Suatu hari saat liburan sekolah kenaikan kelas, aku menghabiskan waktu di perpustakaan untuk membaca buku, dan aku menemukan kalimat yang sangat bermakna yaitu Allah mencipatkan manusia dalam bentuk sebaik-baiknya kalimat tersebut dikutip dari firman Allah di Surat At-Tin ayat 4. Aku tertampar setelah membaca kalimat tersebut, dan aku berpikir sejenak.
“Jadi kenapa selama ini aku merasa paling buruk setelah mendengar perkataan teman-temanku?, bukannya aku harus berbangga diri karena fisikku ini berbeda dengan yang lain, dan perbedaan ini yang membuat aku menonjol diatara banyaknya orang” kata ku pada diriku snediri
“Untuk apa fisik yang baik jika kita tidak memiliki adab yang lebih baik” ucapku dengan senyuman tipis
Setelah membaca buku dan berpikir sejenak, aku mulai menyakinkan diri bahwa fisik itu bukan segalanya dan ini ciptaan versi terbaik dari Allah. Aku tidak boleh berlarut-larut memikirkan hal seperti ini yang bisa membuat diriku semakin terpuruk, sehingga aku mengajak diriku ini untuk menjadi pribadi yang lebih percaya diri dan tidak insecure lagi terkait fisik.
Sepulang dari perpustakaan aku tersenyum tipis sepanjang jalan karena aku sudah menemukan jawaban dari pertanyaanku selama ini, mungkin aku dikira orang gila karena tersenyum terus. Sesampainya dirumah aku memiliki ide untuk berjualan cemilan, sembari mengisi masa liburku dan ini juga salah satu cara agar aku bisa melatih diriku menjadi lebih percaya diri dan berani di depan banyak orang. Ideku tersebut juga mendapatkan persetujuan dari kedua orang tuaku, karena besoknya tepat hari minggu jadi aku memutuskan untuk langsung membuat cemilan dan aku jual di Car Free Day di Alun-alun kotaku. Sehari jualan alhamdulillah laku tak tersisa sama sekali, di hari-hari berikutnya juga sama, bahkan banyak sekali orang yang tidak kebagian. Aku merasa sangat bersyukur karena usahaku lancar dan aku juga semakin percaya diri didepan banyak orang, yang awalnya aku tidak bisa percaya diri jika sendiri, sekarang kemana-mana aku sudah berani sendiri.
Ketika masuk sekolah aku juga menjadi pribadi yang lebih ceria dan percaya diri, sehingga bisa berbaur dengan teman yang lainnya.

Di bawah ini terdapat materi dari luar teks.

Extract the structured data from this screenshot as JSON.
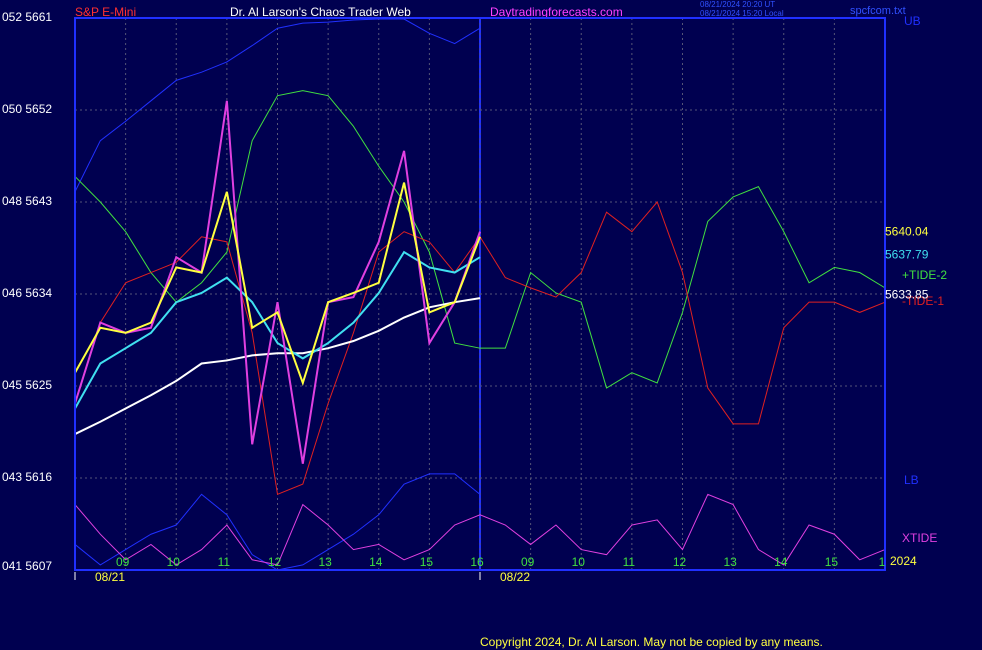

Aku juga sudah berani menjawab setiap perkataan Rio dan Dio yang merendahkanku. Aku sangat bahagia sekali bisa merubah diriku menjadi pribadi yang lebih baik dari sebelumnya, yang setiap harinya merasakan kesedihan karena ditindas dengan ejekan-ejekan dengan perkataan mereka. Sekarang aku juga memiliki prinsip Semakin kau diam, semakin kau ditindas. Jika kau tidak salah dan disalahkan, ambil langkah untuk membuktikan kebenaran. Dengan prinsipku itu aku berharap di hari-hari bahkan tahun-tahun berikutnya aku jauh akan lebih bahagia dan bisa menjalani hari dengan ketenangan jiwa dan raga.